- Born: 22 December 1899 Newfoundland Colony
- Died: 18 April 1999 (aged 99) Bay Roberts, Newfoundland, Canada
- Allegiance: Newfoundland
- Branch: British Army
- Rank: Private
- Unit: Royal Newfoundland Regiment
- Conflicts: World War I
- Awards: Legion of Honour

= Wallace Pike =

Last Newfoundland WWI veteran

Wallace Howard Pike (22 December 1899 – 18 April 1999) was the last known Newfoundland World War I veteran.

==Life==
He enlisted as a volunteer in the Royal Newfoundland Regiment as an underage soldier. He saw action on the Western Front as a stretcher-bearer where he was wounded twice, once in the leg and once in the hand. At the end of his military service, he held the rank of private.
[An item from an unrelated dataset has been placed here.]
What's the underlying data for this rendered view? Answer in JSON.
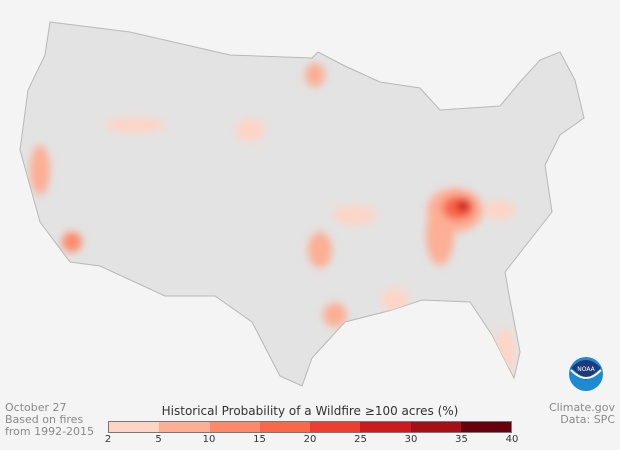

He was honored by Newfoundland Premier Brian Tobin as a veteran who "represented what would later become a Canadian tradition in times of conflict—that of humanitarian and life-saver". France awarded Pike its highest accolade, The Legion of Honour. The award was commemorated in 1998 by French Ambassador Denis Bauchard who praised Pike saying, "Through your courage you sealed forever the eternal bonds of friendship, solidarity and affection between our two countries." Wallace Pike died on April 18, 1999, aged 99—just one month after the deaths of Newfoundland World War I veterans John Brinson and Alexander White.